Notes on the value restriction and Modula-3

Kragen Javier Sitaker, 2007 to 2009 (3 minutes)

(Warning, this note is kind of rambling with no real point.)

Finkel says, describing Modula-3's subtyping rules:

If every value of one type is a value of the second, then the first type is a called a 'subtype' of the second. For example, a record type TypeA is a subtype of another record type TypeB only if their fields have the same names and the same order, and all of the types of the fields of TypeA are subtypes of their counterparts in TypeB.

Initially, this struck me as violating ML's "value restriction" and therefore being unsafe, but I was wrong. Suppose we say

type Ushort = 0..65535;
     Long = -2147483648..2147483647;
     TypeB = record
       Data: Long;
     end;
     TypeA = record
       Data: Ushort;
     end;

Now it seems that Ushort is a subtype of Long, because every value of type Ushort is a value of type Long. So it is safe to assign a value of type Ushort to a variable of type Long. TypeA and TypeB have fields of the same names in the same order, and the single field in TypeA has a type that is a subtype of the single field in TypeB.
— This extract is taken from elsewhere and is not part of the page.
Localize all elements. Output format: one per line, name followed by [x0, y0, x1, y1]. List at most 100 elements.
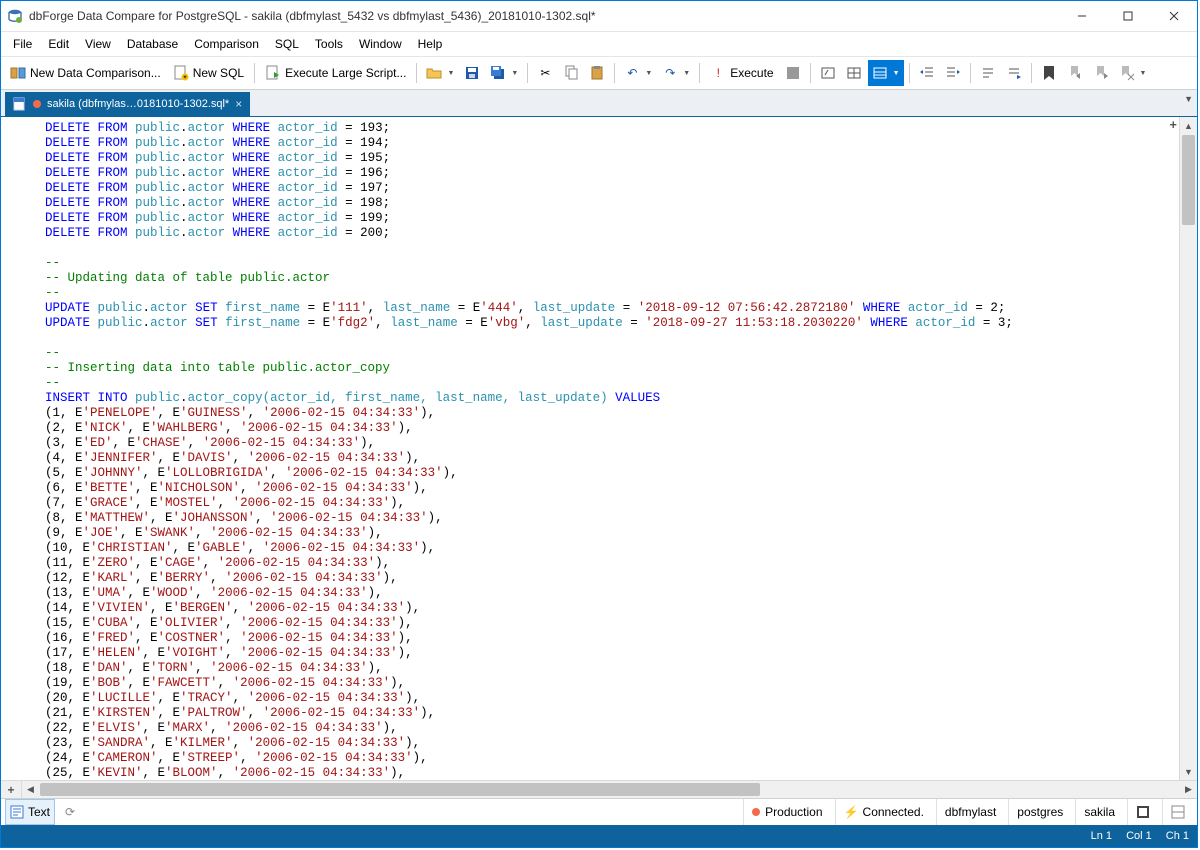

However, I guess if you're passing by value, you can safely copy a record of type TypeA into a variable declared as a record of type TypeB, and you're still safe with no run-time type checks.
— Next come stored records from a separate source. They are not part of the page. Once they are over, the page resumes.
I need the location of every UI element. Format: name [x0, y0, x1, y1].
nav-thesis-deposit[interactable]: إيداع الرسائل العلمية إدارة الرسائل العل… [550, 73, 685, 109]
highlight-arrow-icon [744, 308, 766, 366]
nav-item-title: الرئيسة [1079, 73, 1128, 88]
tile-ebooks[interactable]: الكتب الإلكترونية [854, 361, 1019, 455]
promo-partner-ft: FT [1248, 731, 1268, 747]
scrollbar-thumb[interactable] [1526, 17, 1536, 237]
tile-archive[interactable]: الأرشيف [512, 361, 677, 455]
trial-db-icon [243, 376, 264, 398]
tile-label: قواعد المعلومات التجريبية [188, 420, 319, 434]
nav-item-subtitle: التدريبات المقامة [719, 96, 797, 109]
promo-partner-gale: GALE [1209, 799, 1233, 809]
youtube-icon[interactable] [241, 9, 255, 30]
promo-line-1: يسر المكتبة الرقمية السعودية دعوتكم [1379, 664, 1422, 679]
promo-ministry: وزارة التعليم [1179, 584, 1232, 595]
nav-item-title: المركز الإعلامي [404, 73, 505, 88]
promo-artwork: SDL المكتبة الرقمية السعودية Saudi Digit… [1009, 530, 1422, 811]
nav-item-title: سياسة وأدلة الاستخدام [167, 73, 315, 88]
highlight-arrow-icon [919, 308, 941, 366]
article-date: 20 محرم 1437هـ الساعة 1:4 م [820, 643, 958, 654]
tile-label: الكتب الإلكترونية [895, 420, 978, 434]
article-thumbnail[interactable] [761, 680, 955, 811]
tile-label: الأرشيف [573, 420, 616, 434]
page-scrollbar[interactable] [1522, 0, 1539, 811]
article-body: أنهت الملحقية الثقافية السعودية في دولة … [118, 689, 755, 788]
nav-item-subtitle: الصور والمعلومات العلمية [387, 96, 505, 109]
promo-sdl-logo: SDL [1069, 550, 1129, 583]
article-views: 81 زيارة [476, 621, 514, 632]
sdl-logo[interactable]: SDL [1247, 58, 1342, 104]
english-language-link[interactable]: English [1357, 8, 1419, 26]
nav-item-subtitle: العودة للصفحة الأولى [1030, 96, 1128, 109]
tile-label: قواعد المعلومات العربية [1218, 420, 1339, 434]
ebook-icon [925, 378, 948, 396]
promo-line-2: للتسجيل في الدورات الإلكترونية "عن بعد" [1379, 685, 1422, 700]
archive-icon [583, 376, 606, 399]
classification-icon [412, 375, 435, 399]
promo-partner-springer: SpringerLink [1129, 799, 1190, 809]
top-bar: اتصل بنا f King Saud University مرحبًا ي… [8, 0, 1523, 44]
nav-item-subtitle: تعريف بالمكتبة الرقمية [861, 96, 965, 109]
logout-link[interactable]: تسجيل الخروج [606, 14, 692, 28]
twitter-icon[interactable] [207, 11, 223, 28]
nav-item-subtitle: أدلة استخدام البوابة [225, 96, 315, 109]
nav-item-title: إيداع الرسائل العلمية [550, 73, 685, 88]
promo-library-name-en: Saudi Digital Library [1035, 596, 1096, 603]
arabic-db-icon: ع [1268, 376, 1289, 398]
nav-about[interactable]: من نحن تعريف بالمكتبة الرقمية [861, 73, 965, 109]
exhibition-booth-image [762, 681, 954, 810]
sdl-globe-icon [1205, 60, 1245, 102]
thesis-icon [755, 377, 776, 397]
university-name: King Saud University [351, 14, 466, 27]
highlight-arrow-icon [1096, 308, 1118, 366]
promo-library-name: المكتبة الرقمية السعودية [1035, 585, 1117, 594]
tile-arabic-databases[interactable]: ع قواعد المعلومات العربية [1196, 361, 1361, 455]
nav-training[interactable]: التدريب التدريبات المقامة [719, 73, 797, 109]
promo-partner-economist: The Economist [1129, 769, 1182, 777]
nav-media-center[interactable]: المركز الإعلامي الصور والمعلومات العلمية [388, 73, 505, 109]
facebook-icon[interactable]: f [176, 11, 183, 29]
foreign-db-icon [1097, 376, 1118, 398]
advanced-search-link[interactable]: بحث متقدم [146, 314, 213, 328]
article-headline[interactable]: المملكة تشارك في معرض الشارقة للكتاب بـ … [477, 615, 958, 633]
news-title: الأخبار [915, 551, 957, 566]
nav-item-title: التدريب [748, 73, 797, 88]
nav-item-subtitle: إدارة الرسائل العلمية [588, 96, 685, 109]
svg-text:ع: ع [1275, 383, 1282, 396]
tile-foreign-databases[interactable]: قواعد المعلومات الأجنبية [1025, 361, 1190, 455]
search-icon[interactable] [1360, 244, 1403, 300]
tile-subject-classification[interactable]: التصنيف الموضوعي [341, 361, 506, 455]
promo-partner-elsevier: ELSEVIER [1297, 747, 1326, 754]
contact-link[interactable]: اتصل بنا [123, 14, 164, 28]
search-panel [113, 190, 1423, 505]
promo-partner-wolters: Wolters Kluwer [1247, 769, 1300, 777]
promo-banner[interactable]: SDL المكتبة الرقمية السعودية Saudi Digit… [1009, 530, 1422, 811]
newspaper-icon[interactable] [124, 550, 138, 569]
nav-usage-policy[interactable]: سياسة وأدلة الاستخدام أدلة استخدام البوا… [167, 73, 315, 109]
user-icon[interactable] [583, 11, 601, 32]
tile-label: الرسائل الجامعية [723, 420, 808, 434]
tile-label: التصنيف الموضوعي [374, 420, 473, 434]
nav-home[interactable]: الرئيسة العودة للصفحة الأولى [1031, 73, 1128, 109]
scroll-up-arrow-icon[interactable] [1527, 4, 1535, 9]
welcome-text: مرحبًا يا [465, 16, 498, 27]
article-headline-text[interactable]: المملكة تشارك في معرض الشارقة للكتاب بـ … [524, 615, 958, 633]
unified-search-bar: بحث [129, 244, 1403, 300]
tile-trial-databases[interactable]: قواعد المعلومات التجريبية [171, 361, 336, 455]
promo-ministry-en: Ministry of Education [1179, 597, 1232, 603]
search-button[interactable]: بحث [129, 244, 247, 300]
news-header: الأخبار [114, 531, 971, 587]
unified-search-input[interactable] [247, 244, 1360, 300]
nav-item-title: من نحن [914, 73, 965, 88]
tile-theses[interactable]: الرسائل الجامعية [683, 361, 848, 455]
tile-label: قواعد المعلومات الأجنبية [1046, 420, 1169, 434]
Mutable Aliases Introduce Problems

It's only once you get into aliasing that you start running into problems; if you have a record that is mutably accessible through both TypeA and TypeB pointers, you can set its Data to -1 through the TypeB pointer and then access it through the TypeA pointer.
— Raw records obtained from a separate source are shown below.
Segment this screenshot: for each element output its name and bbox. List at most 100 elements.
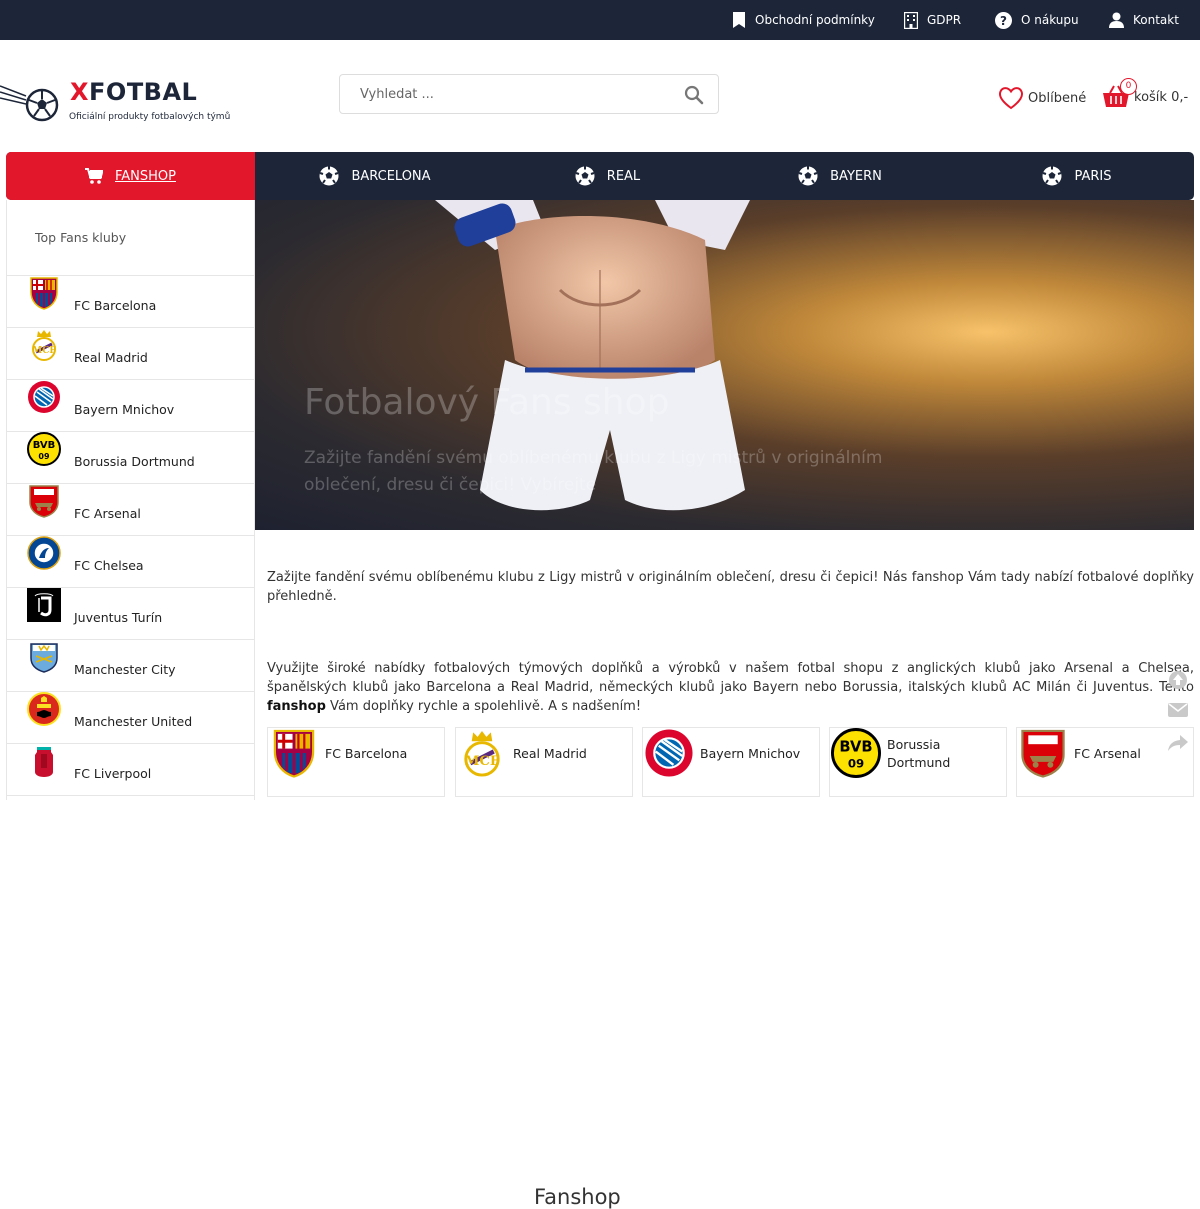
bookmark-icon bbox=[733, 12, 745, 28]
gdpr-link-label: GDPR bbox=[927, 13, 962, 27]
building-icon bbox=[904, 11, 918, 29]
bayern-crest-icon bbox=[28, 381, 60, 413]
scroll-top-icon[interactable] bbox=[1168, 670, 1190, 690]
club-name: Manchester United bbox=[74, 714, 193, 729]
soccer-ball-icon bbox=[575, 166, 595, 186]
soccer-ball-logo-icon bbox=[0, 85, 59, 122]
top-bar: Obchodní podmínky GDPR ? O nákupu Kontak… bbox=[0, 0, 1200, 40]
club-card-bayern[interactable]: Bayern Mnichov bbox=[642, 727, 820, 797]
club-name: Manchester City bbox=[74, 662, 176, 677]
terms-link-label: Obchodní podmínky bbox=[755, 13, 875, 27]
sidebar-item-real-madrid[interactable]: MCF Real Madrid bbox=[7, 327, 255, 379]
nav-barcelona-label: BARCELONA bbox=[351, 168, 431, 184]
favorites-link[interactable]: Oblíbené bbox=[998, 83, 1086, 113]
logo-text: XFOTBAL bbox=[70, 78, 198, 106]
sidebar-item-more[interactable] bbox=[7, 795, 255, 847]
club-name: FC Barcelona bbox=[74, 298, 157, 313]
dortmund-crest-icon: BVB09 bbox=[27, 432, 61, 466]
card-label: Bayern Mnichov bbox=[700, 746, 801, 761]
section-heading: Fanshop bbox=[534, 1185, 621, 1209]
nav-real[interactable]: REAL bbox=[495, 152, 720, 200]
card-label: Real Madrid bbox=[513, 746, 587, 761]
terms-link[interactable]: Obchodní podmínky bbox=[732, 0, 875, 40]
user-icon bbox=[1109, 12, 1124, 28]
heart-icon bbox=[998, 87, 1024, 110]
real-madrid-crest-icon: MCF bbox=[464, 730, 500, 777]
fc-barcelona-crest-icon bbox=[30, 277, 58, 310]
sidebar-item-manchester-city[interactable]: Manchester City bbox=[7, 639, 255, 691]
hero-title: Fotbalový Fans shop bbox=[304, 382, 670, 423]
manchester-united-crest-icon bbox=[27, 692, 61, 726]
fanshop-bold: fanshop bbox=[267, 699, 326, 714]
club-card-real-madrid[interactable]: MCF Real Madrid bbox=[455, 727, 633, 797]
sidebar-item-liverpool[interactable]: FC Liverpool bbox=[7, 743, 255, 795]
club-name: FC Liverpool bbox=[74, 766, 152, 781]
sidebar-item-dortmund[interactable]: BVB 09 Borussia Dortmund bbox=[7, 431, 255, 483]
search-box bbox=[339, 74, 719, 114]
site-logo[interactable]: XFOTBAL Oficiální produkty fotbalových t… bbox=[0, 78, 240, 128]
nav-fanshop[interactable]: FANSHOP bbox=[6, 152, 255, 200]
real-madrid-crest-icon: MCF bbox=[32, 330, 56, 361]
nav-fanshop-label: FANSHOP bbox=[114, 168, 176, 184]
nav-bayern[interactable]: BAYERN bbox=[720, 152, 960, 200]
svg-text:BVB: BVB bbox=[839, 739, 872, 756]
dortmund-crest-icon: BVB09 bbox=[831, 728, 881, 778]
email-icon[interactable] bbox=[1168, 702, 1190, 722]
card-label: Borussia Dortmund bbox=[887, 737, 951, 770]
club-name: Bayern Mnichov bbox=[74, 402, 175, 417]
sidebar-title: Top Fans kluby bbox=[35, 230, 127, 245]
hero-banner[interactable]: Fotbalový Fans shop Zažijte fandění svém… bbox=[255, 200, 1194, 530]
hero-subtitle: Zažijte fandění svému oblíbenému klubu z… bbox=[304, 448, 883, 495]
contact-link[interactable]: Kontakt bbox=[1109, 0, 1179, 40]
nav-barcelona[interactable]: BARCELONA bbox=[255, 152, 495, 200]
favorites-label: Oblíbené bbox=[1028, 90, 1087, 106]
gdpr-link[interactable]: GDPR bbox=[904, 0, 961, 40]
arsenal-crest-icon bbox=[29, 485, 59, 518]
club-name: FC Chelsea bbox=[74, 558, 144, 573]
about-purchase-link[interactable]: ? O nákupu bbox=[995, 0, 1079, 40]
share-icon[interactable] bbox=[1168, 734, 1190, 754]
logo-tagline: Oficiální produkty fotbalových týmů bbox=[69, 112, 231, 122]
club-name: FC Arsenal bbox=[74, 506, 141, 521]
soccer-ball-icon bbox=[1042, 166, 1062, 186]
search-icon[interactable] bbox=[684, 85, 704, 105]
svg-text:?: ? bbox=[1000, 14, 1007, 28]
club-card-fc-barcelona[interactable]: FC Barcelona bbox=[267, 727, 445, 797]
nav-real-label: REAL bbox=[606, 168, 641, 184]
svg-text:09: 09 bbox=[38, 452, 50, 461]
about-purchase-label: O nákupu bbox=[1021, 13, 1079, 27]
svg-text:09: 09 bbox=[848, 757, 864, 771]
contact-link-label: Kontakt bbox=[1133, 13, 1179, 27]
cart-count-badge: 0 bbox=[1120, 78, 1137, 95]
nav-bayern-label: BAYERN bbox=[830, 168, 882, 184]
intro-text: Zažijte fandění svému oblíbenému klubu z… bbox=[267, 570, 1194, 604]
description-text: Využijte široké nabídky fotbalových týmo… bbox=[267, 661, 1194, 714]
svg-text:MCF: MCF bbox=[465, 754, 500, 769]
sidebar-item-fc-barcelona[interactable]: FC Barcelona bbox=[7, 275, 255, 327]
svg-text:BVB: BVB bbox=[33, 440, 56, 451]
bayern-crest-icon bbox=[645, 729, 693, 777]
sidebar-item-bayern[interactable]: Bayern Mnichov bbox=[7, 379, 255, 431]
fc-barcelona-crest-icon bbox=[273, 729, 315, 778]
juventus-crest-icon bbox=[27, 588, 61, 622]
manchester-city-crest-icon bbox=[30, 643, 58, 673]
sidebar-item-juventus[interactable]: Juventus Turín bbox=[7, 587, 255, 639]
club-card-dortmund[interactable]: BVB 09 Borussia Dortmund bbox=[829, 727, 1007, 797]
main-nav: FANSHOP BARCELONA REAL BAYERN PARIS bbox=[6, 152, 1194, 200]
sidebar-item-manchester-united[interactable]: Manchester United bbox=[7, 691, 255, 743]
arsenal-crest-icon bbox=[1021, 729, 1065, 778]
nav-paris[interactable]: PARIS bbox=[960, 152, 1194, 200]
sidebar: Top Fans kluby FC Barcelona MCF Real Mad… bbox=[6, 200, 255, 800]
soccer-ball-icon bbox=[319, 166, 339, 186]
svg-text:MCF: MCF bbox=[32, 346, 56, 356]
club-name: Borussia Dortmund bbox=[74, 454, 195, 469]
card-label: FC Barcelona bbox=[325, 746, 408, 761]
cart-label: košík 0,- bbox=[1134, 89, 1189, 105]
sidebar-item-chelsea[interactable]: FC Chelsea bbox=[7, 535, 255, 587]
soccer-ball-icon bbox=[798, 166, 818, 186]
sidebar-item-arsenal[interactable]: FC Arsenal bbox=[7, 483, 255, 535]
search-input[interactable] bbox=[340, 75, 670, 113]
cart-link[interactable]: 0 košík 0,- bbox=[1102, 78, 1189, 114]
club-name: Real Madrid bbox=[74, 350, 148, 365]
liverpool-crest-icon bbox=[35, 747, 53, 777]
It seems that if you could ensure that the TypeB pointer were const --- that is, didn't allow modification of the pointed-to value --- you could avoid this. That would allow the following subtyping rule:

if                    TypeA is a subtype of TypeB
        -------------------------------------------------------
then    pointer to TypeA is a subtype of pointer to const TypeB

That allows you to copy a pointer to TypeA into a variable declared as pointer to const TypeB. Which is pretty much equivalent to copying a TypeA into a variable declared as TypeB, but more efficient.

Arrays

When it comes to arrays of the same element type but varying sizes, the definition of "A is a subtype of B" that works in the above subtyping rule is "A's indices are a superset of B's indices". That is, if you have an int[100] array, it's perfectly OK to copy a pointer to it someplace that is expecting a pointer to a const int[10] array; no run-time type checks will be needed. Actually, though, that's true even if that pointer isn't const --- which I guess is Finkel's point when he distinguishes "extensions" from "subtypes".

Lack of Conclusions

Anyway, just some interesting things I hadn't realized before about safe static typing. There's a subtyping relation that still applies after you take mutable references, and another one that doesn't, and the one that doesn't can be pretty broad.